Raphaël and Adeline’s dedication brings about a curiosity within Juliette that draws ridicule amongst her peers, but also leads her into meeting an unnamed forest witch (Yolande Moreau), who prophesies that one day “scarlet sails” will take her away. Flash forward to 1938, and now-adult Juliette (Juliette Jouan) has a chance encounter with a mysterious but handsome pilot named Jean (Louis Garrel). Will he sweep Juliette off her feet, or will she have to find her own way toward emancipation from the hateful denizens around her before the next World War?

Juliette’s quest for freedom is always compelling in Scarlet thanks to Marcello’s creative direction. Most filmmakers use archival footage as a safety net when a more appealing shot is called for after test screenings (eg. the opening shot of The Menu), but Marcello uses it to make his stories feel like unearthed pieces of history. Such examples here include cutaways to horticulture around the village and a montage right at the start that shows platoons of soldiers arriving home in covered trucks and foot parades to the unspectacular sounds of old film stock, only to cut straight to Raphaël’s lonely trek home after the opening title card. 

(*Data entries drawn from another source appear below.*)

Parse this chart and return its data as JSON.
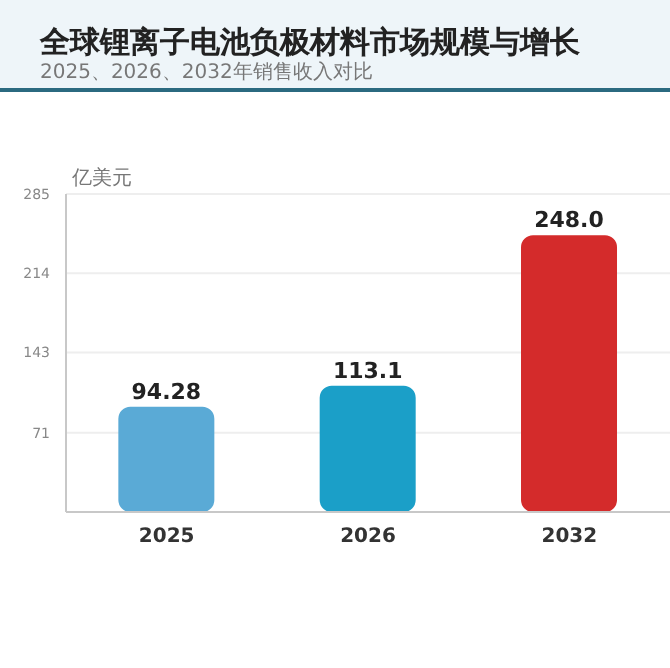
{
  "chart_data": {
    "type": "bar",
    "title": "全球锂离子电池负极材料市场规模与增长",
    "subtitle": "2025、2026、2032年销售收入对比",
    "ylabel": "亿美元",
    "categories": [
      "2025",
      "2026",
      "2032"
    ],
    "values": [
      94.28,
      113.1,
      248.0
    ],
    "colors": [
      "#5aaad6",
      "#1b9fc8",
      "#d42b2b"
    ],
    "value_labels": [
      "94.28",
      "113.1",
      "248.0"
    ],
    "ylim": [
      0,
      285
    ],
    "yticks": [
      {
        "value": 0,
        "label": null
      },
      71,
      143,
      214,
      285
    ],
    "grid": "y"
  }
}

Marcello must also be commended for matching this archival footage by accentuating Raphaël and Juliette’s respective narratives with breathtaking cinematography coupled with the choice of shooting on super 16mm film and a 4:3 aspect ratio to make every detail of a given shot pop, from all the waves of the ocean and colors of a grassy landscape to the wrinkles on Raphaël’s worn hands which emphasize his exhaustion, as other scenes brim with veritable warmth. On that note, the script goes the extra mile by taking fantasy tropes and turning them on their head; composer Gabriel Yared brings musical numbers to life with sweeping melodies, but they’re countered by the film’s realistic tone, such as when Juliette sings a tune about feminine bravery with Adeline’s daughter while they take each other’s measurements. 

This genre subversion is also apparent in dynamic compositions that frame Juliette like a princess longing to be rescued, from an instance where her white dress pops among the forest that surrounds her as she sleeps in a tree to her discovery of Jean, during which the shadows of the branches she’s hiding behind filter the light against her face, conveying her suspicion over the pilot’s intent upon his entry into her life. Even Juliette’s tormentors mock her by calling her ‘Little Red Riding Hood’, which she quickly subverts by responding with demonstrative fire, unlike your standard damsels-in-distress. This realistic portrayal of tropes from folklore succeeds in making Scarlet an ingenious fairy tale without the fantasy. 

And for someone whose career in entertainment began in music, Jouan delivers a captivating breakthrough performance in her first acting role by culminating Juliette’s growth into adulthood by displaying her inherited headstrong qualities with an unbridled internal strength. Raphaël Thierry is also affecting as her father, whose inner grief over his wife’s death and trauma from the unspoken horrors of combat can be read in all of his pained, withered facial expressions. 

As melodically pleasing as the musical numbers are here, they do cause tonal whiplash and stick out like a sore thumb amongst the somber developments of the story, and the whole of its lifelike narrative to jarring effect. It’s also worth noting that it does take time for the fairy tale-esque elements to make their presence in this adaptation of the novel Scarlet Sails by Alexander Grin, and the main idea here has been proposed in a myriad of other films. 

But the craft on display throughout Marcello’s sophomore feature creates a story brimming with visual and aural beauty, and one that sets Marcello’s career as well as those of stars Juliette Jouan and Raphael Thierry on a promising path. Audiences looking for something new in the fantasy genre, who appreciate the artistic side of filmmaking, or need a reminder of their ability to conjure miracles, whether they be works of art and song, acts of fiery strength, the capacity to nurse someone to health after a catastrophe, to mold their children from infancy into curious and independent adults, or just to survive the day will find Scarlet enchanting from start to finish.